Industrial manufacturers' complex product-development activities have seen various advancement and improvement approaches over the past decades. In order to enable the implementation of efficient and effective product-development support processes in the quest of achieving shorter product development lead-times and higher return on investments (ROIs). Engineer-To-Order (ETO) product capacity projects, including large electric machine, huge centrifugal pumps, Diesel/Natural fuel power plant engines, steam turbine, boiler, ship, etc., have challenges concerning their long product-development lead-times. The challenges confronting these enterprises industrial Original Equipment Manufacturers (OEMs) are enormous with one of the major ones being the effective and efficient network or flow of technical communication among the main stakeholders for complex / new product-development. Moreover, with all the industrial manufacturing complex product-development process improvements, in terms of complex engineering design and delivery, there are still a lot more variances to be addressed on the ‘better, faster and cheaper' paradigm. Furthermore, attention is needed on efficient information exchange systems as well as effective operational communication in their complex product-development processes for a sustainable competitive advantage. Therefore, this paper presents a proposed optimum conceptual information technology systems' architecture towards enhancing an industrial sustainable competitive advantage: By employing social network theory (SNT) analysis to advise on a strategic and effective communication network for industrial supply-chain (SC) sustainable competitive advantage.
TopIntroduction
Engineer to order as popularly known as ETO; (ETO) is a manufacturing process whereby finished goods are built to unique customer product specifications. Engineer to order products may require a specific set of item numbers, bills of material (BOM), and routings; these are usually complex with long lead times. ETO is a product-development process, which starts with a product specification and finishes with an engineering design as its deliverable, it rarely sometimes includes a bit of practical manufacturing processes. It is usually limited to an engineering design process which involves the tasks of engineering analysis, concept design, architectural design, detailed design and manufacturing process design.
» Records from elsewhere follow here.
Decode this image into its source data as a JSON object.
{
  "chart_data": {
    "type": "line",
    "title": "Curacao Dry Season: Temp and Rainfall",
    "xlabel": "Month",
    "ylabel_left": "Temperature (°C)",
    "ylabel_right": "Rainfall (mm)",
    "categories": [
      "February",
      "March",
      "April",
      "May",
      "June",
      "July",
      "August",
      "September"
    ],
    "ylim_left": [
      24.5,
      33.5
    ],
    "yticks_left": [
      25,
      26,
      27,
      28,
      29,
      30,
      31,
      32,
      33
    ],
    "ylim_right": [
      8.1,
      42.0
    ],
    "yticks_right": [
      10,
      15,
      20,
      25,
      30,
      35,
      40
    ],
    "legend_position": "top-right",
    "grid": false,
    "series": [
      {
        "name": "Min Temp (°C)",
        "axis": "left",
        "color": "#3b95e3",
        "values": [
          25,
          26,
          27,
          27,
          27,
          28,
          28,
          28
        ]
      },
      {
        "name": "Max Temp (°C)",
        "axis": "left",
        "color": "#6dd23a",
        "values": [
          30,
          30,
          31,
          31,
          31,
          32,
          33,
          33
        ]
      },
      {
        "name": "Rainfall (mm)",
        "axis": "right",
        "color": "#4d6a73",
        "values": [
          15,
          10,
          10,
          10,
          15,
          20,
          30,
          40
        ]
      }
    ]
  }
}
These are all technical communication network processes of the complex / new product to be developed, which needs proper effective and efficient coronation for sustainable competitive advantage. Therefore, in order to sustain competitive advantage and operational survival; industrial organizations have been compelled to implement new strategies, based on collaboration with their SC partners and an advanced utilization of information technologies (IT) systems and Internet-based services (Geunes, Pardalos, & Romeijn, 2002). According to Musa, et al., (2014) end-to-end supply-chain product visibility (i.e., product tracking and tracing) has been exploited as a means of product support security, process control and optimisation in many industrial sectors. Including huge complex products such as jet engines - aviation, ship power engines - marine, automobiles, etc., (Maier, et al., (2008); Hsu, and Wallace, (2007); Addo-Tenkorang, and Eyob, (2012)). Chandra, and Grabis, (2007) Identified some key triggers for designing and implementing SC with regard to effectiveness, efficiency, flexibility and responsiveness. This key triggers include; introduction of new/complex product(s), upgrades for existing product(s); introduction of new or improvement in an existing product development support process (es). In addition are, allocation of new or re-allocation of the existing resource(s); selection of new supplier(s), de-selection of existing ones; changes in demand patterns for complex product(s) manufactured; changes in lead-times for product and/or product support process life cycle; and changes in commitments among the SC network partners, etc.
The challenges confronted by industrial SC networks are severe. Some of the real-life pressures include growing customer demands, inflexible global competition, and the need to improve new/complex product development’s time-to-market (Murman, Rebentisch, & Walton, (2000); Molina, Aca, & Wright, (2005); De Brentani, Kleinschmidt, & Salomo, (2010)). All these challenges can be effectively dealt with, if the information exchange flow as well as communication network among them is effective and efficient. Hence, integration approached programs, applications and processes involving all the SC stakeholders in complex / new product-development (i.e. customers, suppliers, marketers, accountants, design engineers, production engineers, manufacturing engineers, etc.) during the capacity management, enhances the ETO supply chain. Thus, this integration process turns to shortening the delivery lead-time for customer specification (Swafford et al., 2006). Moreover, customer relationship effects in ETO process integration in the supply-chain, increases understanding in customer demand, managing complaints and improving customer satisfaction which critical responsive element through the ETO value chain (Li et al., 2006; Holweg, 2005). According to Zhou and Benton (2007) quality information, sharing on a common and assessable platform among stakeholders enhances ETO supply chain practices such as just-in-time (JIT) and lean lead-time delivery. Thus, the capability to collect and disseminate various data or information stakeholders across ETO supply-chain network concurrently is imminent in order enable internal manufacturing strategies to respond effectively to the needs of customers.